12Ces trois points sont solidaires d’une théorie complètement empiriste de la connaissance. Et du refus de la théorie : celle-ci ne sera établie qu’une fois donnée l’histoire naturelle. Rien de ceci ou presque n’est de Bacon. Bien entendu la forme de l’histoire naturelle peut être référée à Bacon. Mais c’est à peu près tout. Insistons sur un seul point, puisqu’il est dit représentatif du travail des membres de la Royal Society16. Décider du matter of fact en commun : cet aspect des choses est très loin de la philosophie proprement baconienne. Pour Bacon en effet, le problème n’est pas seulement de décider à plusieurs. C’est que les sens ne sont pas fiables : ils ne nous disent rien des choses en elles- mêmes. Cette critique des sens par Bacon aboutit à l’idée que sens et raison doivent se corriger réciproquement, en sorte d’établir les particulars (les cas particuliers)sur lesquels on pourra fonder une induction légitime (mais il n’y a pas de raison pour qu’on ne puisse le faire seul).

13Le moment de l’histoire naturelle n’est pas un moment purement sensible ; il est déjà rationnel. Et c’est cela qui fonde la méthode baconienne. Le pseudo baconisme de Sprat est précisément pseudo en ce qu’il est un baconisme sans induction. Ce n’est que la promotion d’une histoire, qui semble parfois être son propre but : le moment de l’invention est renvoyé à plus tard. Ainsi Sprat décrit-il la méthode de la philosophie :

  • 17 Sprat, History, p. 31.

« La vraie philosophie doit avant tout commencer par un examen scrupuleux et sévère des particuliers ; de là, avec de grande précautions, quelques règles générales peuvent être tirées ; mais elle ne doit pas se reposer là, et ce n’est pas la partie la plus difficile de la route. Elle doit avancer ces principes en sorte de découvrir de nouveaux effets, dans toutes les variétés de la matière. Et il faut que ces deux chemins soient parcourus ensemble : de l’expérimentation à la démonstration, et de la démonstration à l’expérimentation encore une fois »17.

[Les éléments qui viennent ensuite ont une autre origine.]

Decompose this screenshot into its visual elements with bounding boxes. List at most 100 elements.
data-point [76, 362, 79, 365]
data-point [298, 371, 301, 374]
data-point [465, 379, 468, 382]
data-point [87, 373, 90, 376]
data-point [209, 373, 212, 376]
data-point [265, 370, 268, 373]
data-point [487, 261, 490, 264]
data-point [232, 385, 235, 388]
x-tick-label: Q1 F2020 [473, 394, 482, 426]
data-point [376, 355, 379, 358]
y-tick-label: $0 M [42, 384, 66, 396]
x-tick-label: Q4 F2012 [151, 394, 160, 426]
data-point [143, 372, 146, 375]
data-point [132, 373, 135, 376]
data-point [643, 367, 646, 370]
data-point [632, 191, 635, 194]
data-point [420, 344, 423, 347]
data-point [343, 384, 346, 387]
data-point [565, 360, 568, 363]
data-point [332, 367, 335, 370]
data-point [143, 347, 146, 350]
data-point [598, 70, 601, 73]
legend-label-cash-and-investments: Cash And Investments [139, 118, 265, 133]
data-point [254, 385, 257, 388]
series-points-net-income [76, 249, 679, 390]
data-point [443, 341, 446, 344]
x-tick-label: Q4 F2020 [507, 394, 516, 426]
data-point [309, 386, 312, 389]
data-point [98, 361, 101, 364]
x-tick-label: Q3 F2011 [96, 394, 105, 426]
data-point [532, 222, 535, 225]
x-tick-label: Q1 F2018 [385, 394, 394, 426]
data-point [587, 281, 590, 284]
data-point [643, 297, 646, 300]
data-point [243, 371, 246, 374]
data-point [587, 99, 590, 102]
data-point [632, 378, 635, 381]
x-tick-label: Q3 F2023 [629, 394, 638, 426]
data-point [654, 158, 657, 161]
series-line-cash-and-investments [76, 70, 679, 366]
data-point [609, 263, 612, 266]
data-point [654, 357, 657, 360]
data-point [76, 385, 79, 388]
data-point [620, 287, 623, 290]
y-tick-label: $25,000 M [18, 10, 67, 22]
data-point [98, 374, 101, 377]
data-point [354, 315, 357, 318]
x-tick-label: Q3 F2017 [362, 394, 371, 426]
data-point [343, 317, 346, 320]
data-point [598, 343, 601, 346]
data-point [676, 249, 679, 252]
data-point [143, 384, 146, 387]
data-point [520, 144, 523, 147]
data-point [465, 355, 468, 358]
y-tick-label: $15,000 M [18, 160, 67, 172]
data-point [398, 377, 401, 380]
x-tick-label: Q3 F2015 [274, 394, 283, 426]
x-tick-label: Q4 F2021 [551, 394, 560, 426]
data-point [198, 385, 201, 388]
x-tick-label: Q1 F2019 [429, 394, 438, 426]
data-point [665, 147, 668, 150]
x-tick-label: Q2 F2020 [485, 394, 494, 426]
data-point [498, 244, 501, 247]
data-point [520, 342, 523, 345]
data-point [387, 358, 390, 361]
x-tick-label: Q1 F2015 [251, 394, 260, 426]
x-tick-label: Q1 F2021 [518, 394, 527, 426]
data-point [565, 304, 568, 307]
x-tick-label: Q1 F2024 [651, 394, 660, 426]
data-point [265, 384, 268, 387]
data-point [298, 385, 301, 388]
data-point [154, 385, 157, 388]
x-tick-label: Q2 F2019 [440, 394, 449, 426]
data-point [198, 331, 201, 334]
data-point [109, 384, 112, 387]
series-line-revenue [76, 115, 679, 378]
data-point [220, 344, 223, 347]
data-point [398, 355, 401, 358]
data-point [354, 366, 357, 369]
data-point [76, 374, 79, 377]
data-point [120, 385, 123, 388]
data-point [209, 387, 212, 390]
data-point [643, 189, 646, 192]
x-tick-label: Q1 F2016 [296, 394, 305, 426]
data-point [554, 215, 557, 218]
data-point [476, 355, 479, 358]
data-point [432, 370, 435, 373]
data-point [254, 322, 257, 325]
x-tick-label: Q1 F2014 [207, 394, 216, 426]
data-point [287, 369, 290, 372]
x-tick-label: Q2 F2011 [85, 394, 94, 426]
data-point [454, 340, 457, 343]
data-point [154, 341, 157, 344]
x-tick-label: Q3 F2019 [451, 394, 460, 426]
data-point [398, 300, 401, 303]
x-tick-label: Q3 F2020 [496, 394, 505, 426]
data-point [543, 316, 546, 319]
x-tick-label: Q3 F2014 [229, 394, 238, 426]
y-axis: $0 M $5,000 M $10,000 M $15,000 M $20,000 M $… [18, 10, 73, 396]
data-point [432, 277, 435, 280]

14On retourne à l’expérimentation, et elle semble avoir le dernier mot. Pour Bacon, la science a une structure pyramidale : elle s’achève par la connaissance des axiomes, ou des lois, ou des causes les plus générales. Mais pour Sprat importe essentiellement le premier moment : pour lui, la Royal Society, dont l’existence est encore très récente, a pour tâche de commencer – on revoie ainsi aux générations futures l’invention des axiomes. Le programme est fixé pour de nombreuses années – je m’arrête aux tâches les plus immédiates.

15Que devient la chimie dans ce contexte théorique et épistémologique rapidement esquissé ? En premier lieu, elle est mise à égalité avec les autres sciences. Ainsi que le déclare Glanvill :

  • 18 Glanvill, Plus Ultra pp. 9-10.

« Il y a deux principales manières de faire avancer la connaissance : 1) en élargissant l’histoire de la nature ; et 2) en améliorant la coopération et les communications. L’histoire de la nature doit être augmentée soit par l’investigation à propos des ressorts des mouvements naturels, soit par des descriptions plus complètes des phénomènes plus grossiers et plus palpables. Pour mettre au jour les commencements et les profondeurs des choses, et découvrir les histoires de la nature éloignée, on dispose de trois arts remarquables, et d’une multitude d’excellents instruments […] Les arts sur auxquels je pense sont la chimie, l’anatomie et les mathématiques »18.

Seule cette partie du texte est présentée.